Some of the stories blaming Hillary for the death of Vincent Foster, the death of American diplomats at Benghazi, or for “sexually abusing children in satanic rituals … in the basement of a Washington, D.C., pizza restaurant” could have subjected any publisher to litigation for defamation and resulted in a significant judgment and the embarrassment of defeat in court, as would similar claims against other Democrats. In light of what we know from the publicity and the investigations of those charges, it is unlikely that any of those allegations would have satisfied a court, any more than the repeated charges that the 2020 election was rigged by the Democrats.

Unable to sustain the claims, the defense would likely have collapsed in such cases. Not surprisingly, papers, magazines and broadcasters would have been cautious about such claims absent protection such as by section 230. Even the congressional investigations of some of those charges wouldn’t have protected all the allegations being thrown around and many of those stories would have been rewritten to avoid liability before they hit our screens. Ironically, the efforts to gerrymander the legislative races and to disqualify Democratic-leaning voters did strongly suggest election rigging but by the Republicans, by taking advantage of gaps in the law and in favor of Donald Trump and his allies.

Publishers are targets but anonymous and individual speakers are rarely sued. Going after small-time speakers is a game of whack-a-mole, never ending, expensive, resulting in negligible damages collected and therefore frustrating for plaintiffs. Going after publishers, however, is big news, makes substantial damages for false claims reasonably likely, and could well shut much of the nonsense down.

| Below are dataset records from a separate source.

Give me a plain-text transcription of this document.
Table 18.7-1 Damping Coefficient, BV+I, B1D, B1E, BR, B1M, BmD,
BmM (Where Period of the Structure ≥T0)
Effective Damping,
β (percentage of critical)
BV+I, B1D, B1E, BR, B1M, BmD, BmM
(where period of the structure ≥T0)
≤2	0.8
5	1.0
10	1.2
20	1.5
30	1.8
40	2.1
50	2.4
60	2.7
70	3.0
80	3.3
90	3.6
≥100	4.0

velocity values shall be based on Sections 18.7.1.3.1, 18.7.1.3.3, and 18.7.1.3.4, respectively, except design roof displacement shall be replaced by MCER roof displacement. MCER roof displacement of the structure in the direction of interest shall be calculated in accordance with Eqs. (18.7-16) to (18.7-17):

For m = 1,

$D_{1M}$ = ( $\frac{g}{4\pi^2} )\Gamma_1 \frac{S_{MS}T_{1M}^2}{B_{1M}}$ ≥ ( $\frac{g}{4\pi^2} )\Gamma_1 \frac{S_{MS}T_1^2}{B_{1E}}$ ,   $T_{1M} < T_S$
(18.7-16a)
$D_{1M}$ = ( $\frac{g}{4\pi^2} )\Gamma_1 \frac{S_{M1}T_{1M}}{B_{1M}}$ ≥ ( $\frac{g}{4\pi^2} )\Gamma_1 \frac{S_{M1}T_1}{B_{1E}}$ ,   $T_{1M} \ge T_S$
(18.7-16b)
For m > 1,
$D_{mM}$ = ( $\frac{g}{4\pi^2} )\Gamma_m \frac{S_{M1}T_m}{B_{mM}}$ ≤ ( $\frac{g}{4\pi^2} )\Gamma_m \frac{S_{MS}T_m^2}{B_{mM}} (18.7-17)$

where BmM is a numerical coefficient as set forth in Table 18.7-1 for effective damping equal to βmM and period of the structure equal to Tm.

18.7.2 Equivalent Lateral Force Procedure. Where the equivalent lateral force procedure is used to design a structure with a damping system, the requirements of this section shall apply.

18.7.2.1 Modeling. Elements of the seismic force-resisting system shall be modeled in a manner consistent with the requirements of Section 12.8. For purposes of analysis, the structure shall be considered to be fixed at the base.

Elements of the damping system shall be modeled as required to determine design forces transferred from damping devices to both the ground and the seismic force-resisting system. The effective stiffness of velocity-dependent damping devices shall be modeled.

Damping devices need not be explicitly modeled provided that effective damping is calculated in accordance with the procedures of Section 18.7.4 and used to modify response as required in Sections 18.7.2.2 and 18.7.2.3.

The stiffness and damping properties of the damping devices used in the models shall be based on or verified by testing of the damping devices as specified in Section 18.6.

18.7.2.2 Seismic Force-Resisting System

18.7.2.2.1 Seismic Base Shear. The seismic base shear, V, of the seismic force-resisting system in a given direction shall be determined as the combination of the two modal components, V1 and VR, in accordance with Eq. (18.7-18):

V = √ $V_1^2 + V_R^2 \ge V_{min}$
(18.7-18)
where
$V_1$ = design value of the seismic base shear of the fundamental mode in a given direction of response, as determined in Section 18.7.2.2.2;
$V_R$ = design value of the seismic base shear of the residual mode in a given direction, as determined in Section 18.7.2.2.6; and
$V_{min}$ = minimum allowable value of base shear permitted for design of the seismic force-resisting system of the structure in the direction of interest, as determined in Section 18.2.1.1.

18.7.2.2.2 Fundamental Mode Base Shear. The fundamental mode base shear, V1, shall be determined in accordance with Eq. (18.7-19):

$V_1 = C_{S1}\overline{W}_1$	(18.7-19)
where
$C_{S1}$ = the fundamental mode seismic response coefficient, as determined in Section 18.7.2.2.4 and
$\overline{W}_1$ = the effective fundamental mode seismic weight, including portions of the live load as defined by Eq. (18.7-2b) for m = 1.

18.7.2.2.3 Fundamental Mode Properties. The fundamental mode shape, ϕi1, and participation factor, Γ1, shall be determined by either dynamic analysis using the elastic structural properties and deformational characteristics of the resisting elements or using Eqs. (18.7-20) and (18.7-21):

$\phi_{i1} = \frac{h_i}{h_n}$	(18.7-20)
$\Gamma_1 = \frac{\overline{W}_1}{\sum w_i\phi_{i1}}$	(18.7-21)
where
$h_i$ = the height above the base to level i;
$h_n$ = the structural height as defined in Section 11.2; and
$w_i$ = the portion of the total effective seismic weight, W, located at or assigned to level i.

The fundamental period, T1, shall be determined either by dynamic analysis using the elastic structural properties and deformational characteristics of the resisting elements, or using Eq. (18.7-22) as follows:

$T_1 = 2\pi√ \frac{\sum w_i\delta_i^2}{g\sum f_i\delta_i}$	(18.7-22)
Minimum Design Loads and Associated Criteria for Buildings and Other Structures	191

Section 230 was included in the 1996 Copyright Act to provide some cover for the emerging internet chat-boards. But it has become the source of outrageous garbage. Scurrilous attacks on candidates aren’t new. But the spread, the currency and the way they have convinced so many Americans to trust that nonsense, should make every American ashamed. Repealing section 230 and restoring liability for libel and slander is consistent with the First Amendment. Although more will need to be done, repealing it is essential to the very purpose of freedom of speech – getting at the truth instead of smothering it in a smokescreen of lies.

Steve Gottlieb’s latest book is Unfit for Democracy: The Roberts Court and The Breakdown of American Politics. He is the Jay and Ruth Caplan Distinguished Professor Emeritus at Albany Law School, served on the New York Civil Liberties Union board, on the New York Advisory Committee to the U.S. Civil Rights Commission, and as a US Peace Corps Volunteer in Iran.